NVIDIA Announces Its Deep Learning for Science and Engineering Teaching Kit
Now available through the NVIDIA DLI Teaching Kit Program, the course covers everything from Python to high-performance computing.
NVIDIA has announced the creation of a Deep Learning for Science and Engineering Teaching Kit, which it says will help the next generation of engineers and scientists find out how to make best use of artificial intelligence (AI) technologies.
"We designed this course with my collaborator, Dr. Raj Shukla, to address the urgent need for specific material for scientists and engineers," says George Karniadakis, professor of applied mathematics and engineering at Brown University, who collaborated with NVIDIA on the project. "We focused on regression and mimicking the approximation theory and algorithms required in classical numerical analysis courses in the engineering curriculum."

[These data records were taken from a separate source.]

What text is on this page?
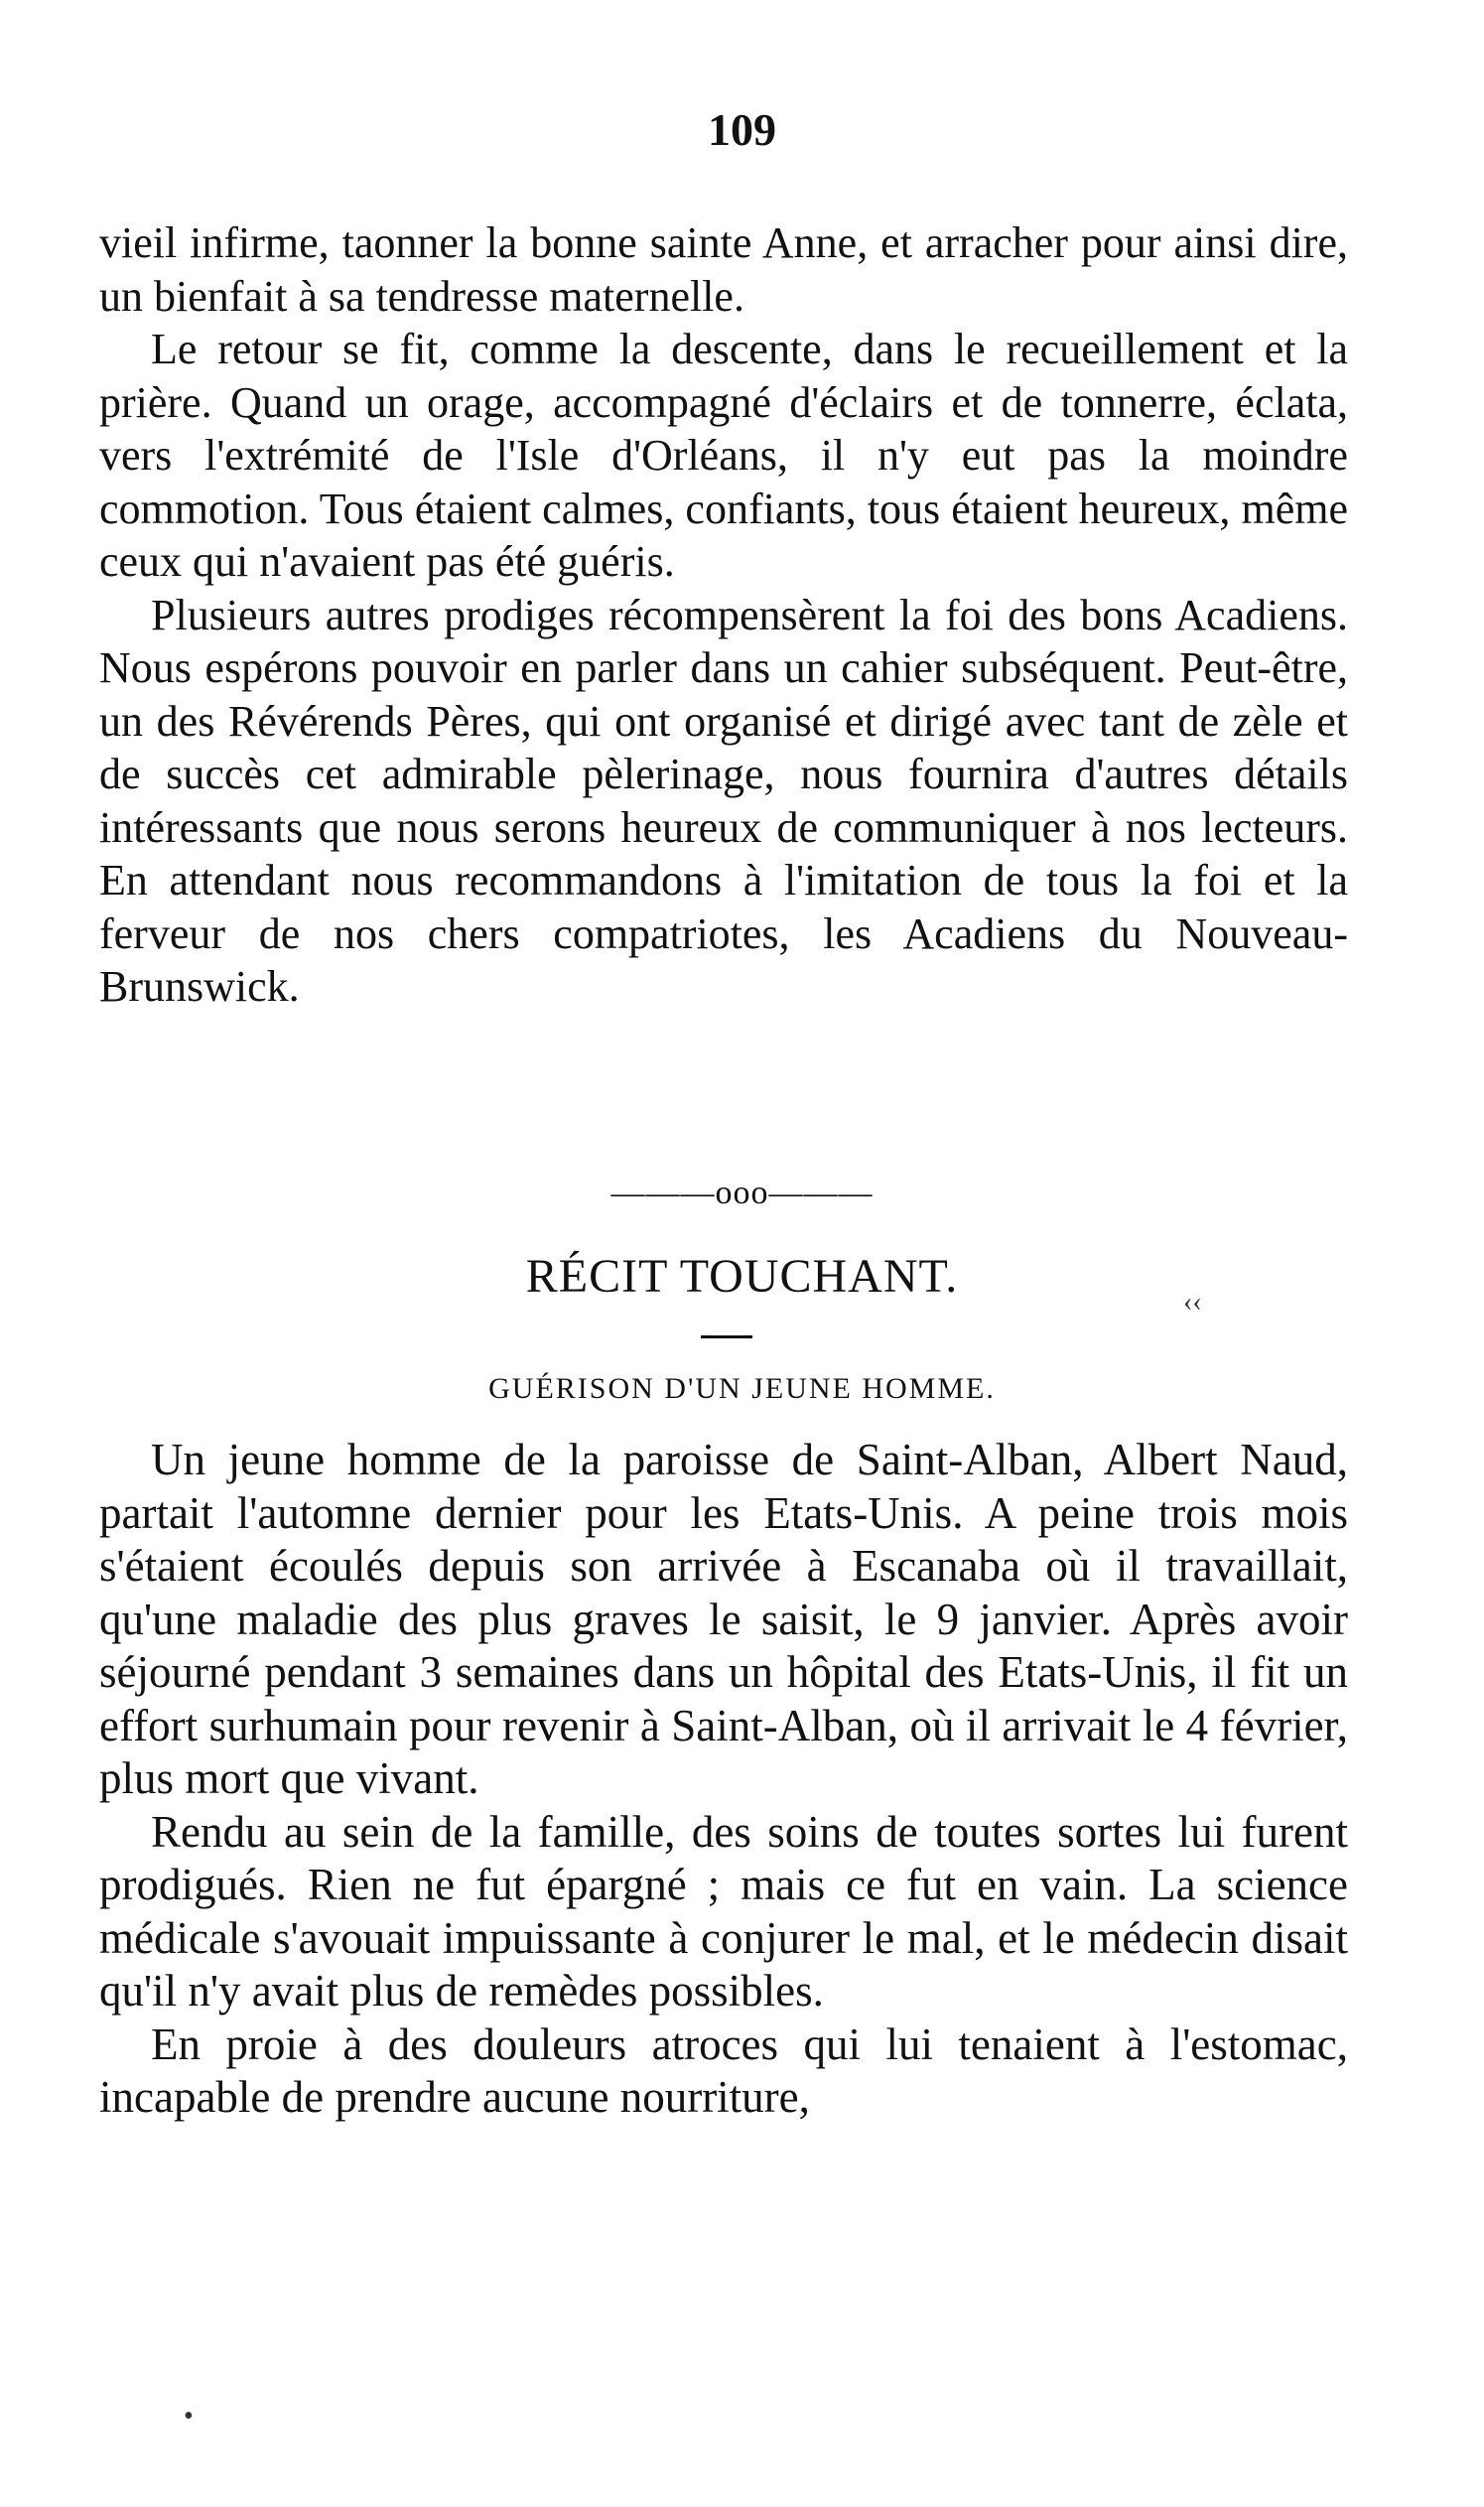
109

vieil infirme, taonner la bonne sainte Anne, et arracher pour ainsi dire, un bienfait à sa tendresse maternelle.

Le retour se fit, comme la descente, dans le recueillement et la prière. Quand un orage, accompagné d'éclairs et de tonnerre, éclata, vers l'extrémité de l'Isle d'Orléans, il n'y eut pas la moindre commotion. Tous étaient calmes, confiants, tous étaient heureux, même ceux qui n'avaient pas été guéris.

Plusieurs autres prodiges récompensèrent la foi des bons Acadiens. Nous espérons pouvoir en parler dans un cahier subséquent. Peut-être, un des Révérends Pères, qui ont organisé et dirigé avec tant de zèle et de succès cet admirable pèlerinage, nous fournira d'autres détails intéressants que nous serons heureux de communiquer à nos lecteurs. En attendant nous recommandons à l'imitation de tous la foi et la ferveur de nos chers compatriotes, les Acadiens du Nouveau-Brunswick.

———ooo———
RÉCIT TOUCHANT.
GUÉRISON D'UN JEUNE HOMME.

Un jeune homme de la paroisse de Saint-Alban, Albert Naud, partait l'automne dernier pour les Etats-Unis. A peine trois mois s'étaient écoulés depuis son arrivée à Escanaba où il travaillait, qu'une maladie des plus graves le saisit, le 9 janvier. Après avoir séjourné pendant 3 semaines dans un hôpital des Etats-Unis, il fit un effort surhumain pour revenir à Saint-Alban, où il arrivait le 4 février, plus mort que vivant.

Rendu au sein de la famille, des soins de toutes sortes lui furent prodigués. Rien ne fut épargné ; mais ce fut en vain. La science médicale s'avouait impuissante à conjurer le mal, et le médecin disait qu'il n'y avait plus de remèdes possibles.

En proie à des douleurs atroces qui lui tenaient à l'estomac, incapable de prendre aucune nourriture,

‹‹
•
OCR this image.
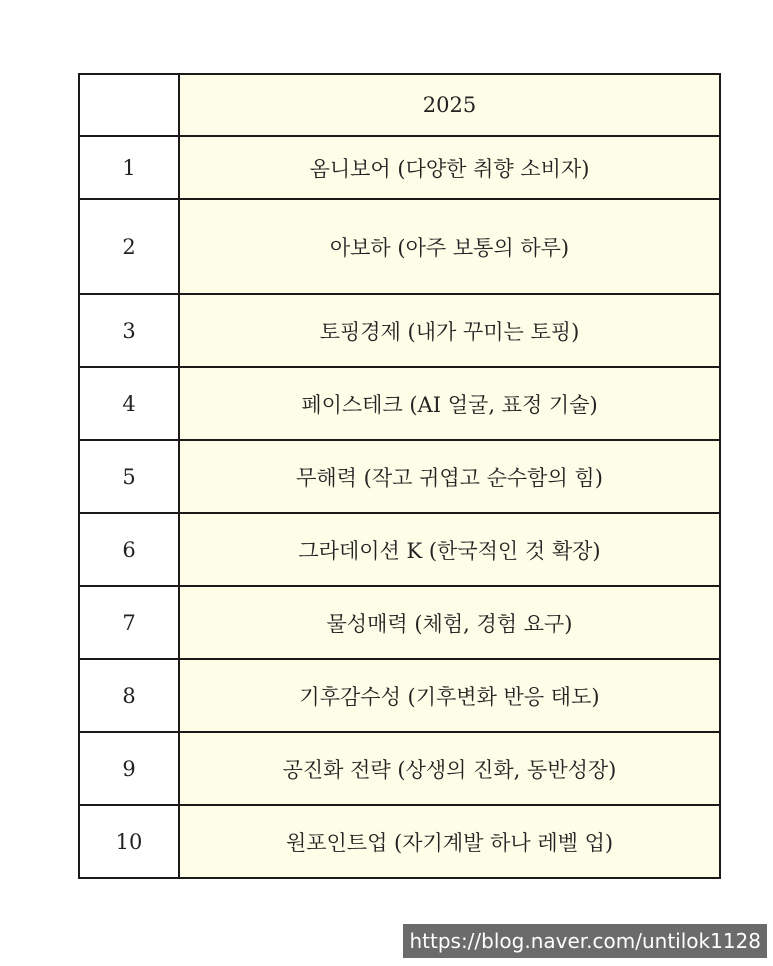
	2025
1	옴니보어 (다양한 취향 소비자)
2	아보하 (아주 보통의 하루)
3	토핑경제 (내가 꾸미는 토핑)
4	페이스테크 (AI 얼굴, 표정 기술)
5	무해력 (작고 귀엽고 순수함의 힘)
6	그라데이션 K (한국적인 것 확장)
7	물성매력 (체험, 경험 요구)
8	기후감수성 (기후변화 반응 태도)
9	공진화 전략 (상생의 진화, 동반성장)
10	원포인트업 (자기계발 하나 레벨 업)
https://blog.naver.com/untilok1128
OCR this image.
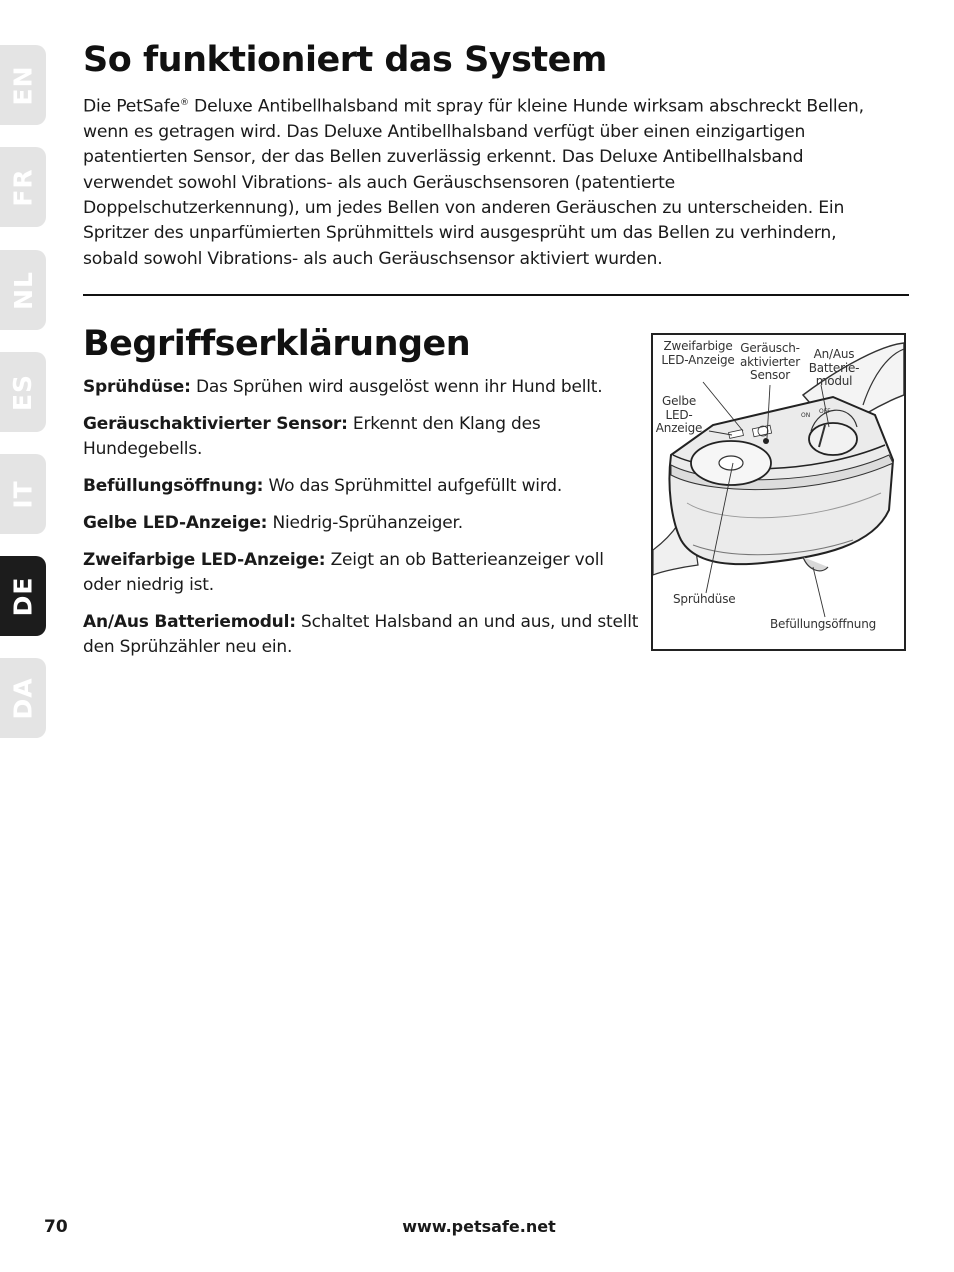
EN
FR
NL
ES
IT
DE
DA
So funktioniert das System

Die PetSafe® Deluxe Antibellhalsband mit spray für kleine Hunde wirksam abschreckt Bellen, wenn es getragen wird. Das Deluxe Antibellhalsband verfügt über einen einzigartigen patentierten Sensor, der das Bellen zuverlässig erkennt. Das Deluxe Antibellhalsband verwendet sowohl Vibrations- als auch Geräuschsensoren (patentierte Doppelschutzerkennung), um jedes Bellen von anderen Geräuschen zu unterscheiden. Ein Spritzer des unparfümierten Sprühmittels wird ausgesprüht um das Bellen zu verhindern, sobald sowohl Vibrations- als auch Geräuschsensor aktiviert wurden.

Begriffserklärungen

Sprühdüse: Das Sprühen wird ausgelöst wenn ihr Hund bellt.

Geräuschaktivierter Sensor: Erkennt den Klang des Hundegebells.

Befüllungsöffnung: Wo das Sprühmittel aufgefüllt wird.

Gelbe LED-Anzeige: Niedrig-Sprühanzeiger.

Zweifarbige LED-Anzeige: Zeigt an ob Batterieanzeiger voll oder niedrig ist.

An/Aus Batteriemodul: Schaltet Halsband an und aus, und stellt den Sprühzähler neu ein.

ON
OFF
Zweifarbige LED-Anzeige
Geräusch-aktivierter Sensor
An/Aus Batterie-modul
Gelbe LED-Anzeige
Sprühdüse
Befüllungsöffnung
70	www.petsafe.net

The teaching kit is comprised of 15 lectures totaling more than 30 hours, 20 projects covering a range of fields, and coursework combining theory with practical examples โ including, NVIDIA says, a primer on Python with libraries for scientific and deep learning computing, the training and optimization of deep neural network (DNN) architectures, physics-informed neural networks, neural operators, and, of course, high-performance computing with NVIDIA's own Modulus open-source framework.
"The NVIDIA Teaching Kit on physics-ML [physics-informed Machine Learning] has provided me with great resources for use in my machine learning course targeted for our engineering students," claims Hadi Meidani, associate professor of civil and environmental engineering at the University of Illinois Urbana-Champaign, who has had early access to the course. "The examples and code greatly enable hands-on learning experiences on how machine learning is applied to scientific and engineering problems."
The full course is accessible through the NVIDIA DLI Teaching Kit Program, while the lectures are openly published to the NVIDIA On-Demand platform.